Thursday 7 March 2013

How kari ayam and rice saved Tash Aw in rural Malaysia…


“When I was passing through Bangkok recently, a friend took me to dinner at a fashionable restaurant, nestled at the end of a narrow soi behind a nondescript business hotel. We ate a dazzling array of traditionally prepared, farm-to-table dishes in a room that was painted black and gold; the music was a funky mix of Thai disco from the 1970s. But somewhere between the ginger martinis and the amuse-bouche of shredded river fish infused with rice liquor, I began to feel—as I quite often do in smart restaurants—a longing for one simple dish, as if my palate wasn’t up to the task of discerning the myriad flavours on offer. Then the waiter delivered a bowl of old-fashioned chicken curry, ready to be spooned over a heap of steamed rice. Instantly, I felt grounded.

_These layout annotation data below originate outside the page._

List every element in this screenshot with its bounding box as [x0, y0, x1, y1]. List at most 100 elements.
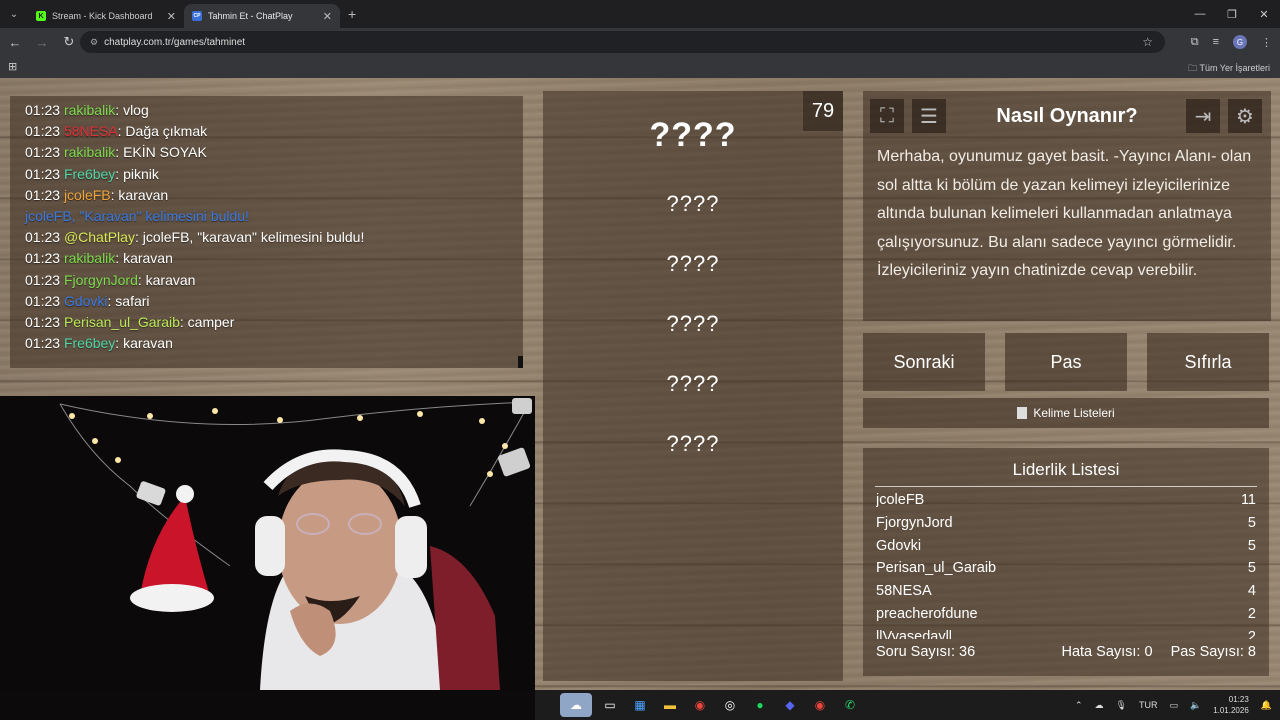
tab-close-icon[interactable]: ✕	[167, 10, 176, 23]
reload-icon[interactable]: ↻	[57, 34, 81, 50]
close-window-button[interactable]: ✕	[1248, 0, 1280, 28]
new-tab-button[interactable]: +	[348, 6, 356, 22]
chat-username[interactable]: Perisan_ul_Garaib	[64, 314, 180, 330]
leaderboard-row: Gdovki 5	[876, 535, 1256, 558]
webcam-scene	[0, 396, 535, 690]
player-score: 5	[1247, 514, 1256, 531]
whatsapp-icon[interactable]: ✆	[838, 693, 862, 717]
network-icon[interactable]: ▭	[1169, 700, 1178, 711]
settings-gear-icon[interactable]: ⚙	[1228, 99, 1262, 133]
reset-button[interactable]: Sıfırla	[1147, 333, 1269, 391]
chat-message-text: : karavan	[110, 186, 169, 203]
chat-username[interactable]: Fre6bey	[64, 335, 115, 351]
obs-icon[interactable]: ◎	[718, 693, 742, 717]
restore-button[interactable]: ❐	[1216, 0, 1248, 28]
chat-message: 01:23 rakibalik: vlog	[25, 100, 508, 121]
windows-taskbar: ☁ ▭ ▦ ▬ ◉ ◎ ● ◆ ◉ ✆ ⌃ ☁ 🎙 TUR ▭ 🔈 01:23 …	[0, 690, 1280, 720]
question-count: Soru Sayısı: 36	[876, 644, 976, 660]
media-controls-icon[interactable]: ≡	[1213, 36, 1219, 48]
chat-message-text: : camper	[179, 314, 235, 331]
chat-username[interactable]: rakibalik	[64, 250, 115, 266]
tray-chevron-icon[interactable]: ⌃	[1075, 700, 1083, 711]
pass-button[interactable]: Pas	[1005, 333, 1127, 391]
tab-chatplay[interactable]: CP Tahmin Et - ChatPlay ✕	[184, 4, 340, 28]
taboo-word: ????	[666, 311, 720, 336]
file-explorer-icon[interactable]: ▬	[658, 693, 682, 717]
chat-username[interactable]: rakibalik	[64, 144, 115, 160]
onedrive-icon[interactable]: ☁	[1095, 700, 1104, 711]
forward-arrow-icon[interactable]: →	[30, 35, 54, 50]
task-view-icon[interactable]: ▭	[598, 693, 622, 717]
chat-message-text: : karavan	[115, 335, 173, 352]
player-name: preacherofdune	[876, 605, 978, 622]
chat-timestamp: 01:23	[25, 335, 61, 352]
site-info-icon[interactable]: ⚙	[90, 37, 98, 48]
logout-icon[interactable]: ⇥	[1186, 99, 1220, 133]
back-arrow-icon[interactable]: ←	[3, 35, 27, 50]
microphone-icon[interactable]: 🎙	[1116, 700, 1127, 711]
clock[interactable]: 01:23 1.01.2026	[1213, 694, 1249, 716]
player-name: llVyasedayll	[876, 628, 953, 639]
chat-timestamp: 01:23	[25, 123, 61, 140]
chat-message-text: : EKİN SOYAK	[115, 144, 207, 161]
weather-widget-icon[interactable]: ☁	[560, 693, 592, 717]
chat-message: 01:23 FjorgynJord: karavan	[25, 270, 508, 291]
chat-username[interactable]: @ChatPlay	[64, 229, 135, 245]
tab-kick-dashboard[interactable]: K Stream - Kick Dashboard ✕	[28, 4, 184, 28]
tab-title: Tahmin Et - ChatPlay	[208, 11, 293, 21]
chat-username[interactable]: Fre6bey	[64, 166, 115, 182]
error-count: Hata Sayısı: 0	[1061, 644, 1153, 660]
window-controls: — ❐ ✕	[1184, 0, 1280, 28]
chrome-profile-icon[interactable]: ◉	[808, 693, 832, 717]
profile-avatar[interactable]: G	[1233, 35, 1247, 49]
game-stats: Soru Sayısı: 36 Hata Sayısı: 0 Pas Sayıs…	[876, 644, 1256, 660]
tab-search-icon[interactable]: ⌄	[0, 0, 28, 28]
how-to-play-description: Merhaba, oyunumuz gayet basit. -Yayıncı …	[877, 148, 1252, 279]
player-name: FjorgynJord	[876, 514, 953, 531]
all-bookmarks-label: Tüm Yer İşaretleri	[1199, 63, 1270, 73]
menu-kebab-icon[interactable]: ⋮	[1261, 36, 1272, 49]
spotify-icon[interactable]: ●	[748, 693, 772, 717]
chat-username[interactable]: jcoleFB	[64, 187, 111, 203]
apps-grid-icon[interactable]: ⊞	[8, 60, 17, 73]
chat-message: 01:23 58NESA: Dağa çıkmak	[25, 121, 508, 142]
bookmark-star-icon[interactable]: ☆	[1142, 35, 1153, 49]
word-card: 79 ???? ???? ???? ???? ???? ????	[543, 91, 843, 681]
leaderboard-title: Liderlik Listesi	[875, 460, 1257, 487]
minimize-button[interactable]: —	[1184, 0, 1216, 28]
player-score: 11	[1240, 492, 1256, 508]
notifications-icon[interactable]: 🔔	[1261, 700, 1272, 711]
chat-message-text: : jcoleFB, "karavan" kelimesini buldu!	[134, 229, 365, 246]
chat-system-message: jcoleFB, "Karavan" kelimesini buldu!	[25, 206, 508, 227]
chat-scrollbar[interactable]	[518, 356, 523, 368]
tab-close-icon[interactable]: ✕	[323, 10, 332, 23]
player-score: 2	[1247, 605, 1256, 622]
clock-time: 01:23	[1228, 695, 1249, 704]
url-bar[interactable]: ⚙ chatplay.com.tr/games/tahminet ☆	[80, 31, 1165, 53]
chat-username[interactable]: FjorgynJord	[64, 272, 138, 288]
word-lists-label: Kelime Listeleri	[1033, 406, 1115, 420]
chat-message-text: : karavan	[115, 250, 173, 267]
store-icon[interactable]: ▦	[628, 693, 652, 717]
chat-message-text: : safari	[107, 292, 150, 309]
discord-icon[interactable]: ◆	[778, 693, 802, 717]
chat-username[interactable]: Gdovki	[64, 293, 108, 309]
word-lists-button[interactable]: Kelime Listeleri	[863, 398, 1269, 428]
chrome-icon[interactable]: ◉	[688, 693, 712, 717]
chat-message: 01:23 Fre6bey: karavan	[25, 333, 508, 354]
chat-username[interactable]: rakibalik	[64, 102, 115, 118]
streamer-webcam	[0, 396, 535, 690]
language-indicator[interactable]: TUR	[1139, 700, 1158, 710]
clock-date: 1.01.2026	[1213, 706, 1249, 715]
url-text: chatplay.com.tr/games/tahminet	[104, 36, 246, 48]
chat-message: 01:23 rakibalik: karavan	[25, 248, 508, 269]
all-bookmarks-button[interactable]: 🗀 Tüm Yer İşaretleri	[1188, 61, 1270, 77]
volume-icon[interactable]: 🔈	[1190, 700, 1201, 711]
chat-message-text: : piknik	[115, 165, 159, 182]
chat-message: 01:23 jcoleFB: karavan	[25, 185, 508, 206]
extensions-icon[interactable]: ⧉	[1191, 36, 1199, 49]
chat-timestamp: 01:23	[25, 144, 61, 161]
player-score: 4	[1247, 583, 1256, 600]
chat-username[interactable]: 58NESA	[64, 123, 118, 139]
next-button[interactable]: Sonraki	[863, 333, 985, 391]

From the age of six to 16, I spent all my school holidays with my grandparents, who lived on the banks of a great muddy river in the heart of Malaysia. Their village was only 120 miles from Kuala Lumpur, where I grew up, but in the late 1970s and early 1980s, before the construction of the highways that now cut through the jungle, the drive there from the city took more than six hours; it felt as if we were going to another country. Indeed, in some ways, it was a foreign land. I had the ways and appearance of a kid who lived in the capital: Western-style clothes, decent English, a burgeoning interest in computer games. I didn’t speak the same dialect as my cousins and the other children in the village, so we communicated in a weird patois of Malay, English and at least two Chinese dialects, which made me feel hugely dislocated. I didn’t have any of my cousins’ rural skills; I didn’t know how to hunt for catfish or set traps for birds; I hated the bats that lived in the rafters of the timber house. At times, these holidays felt like a prison sentence.”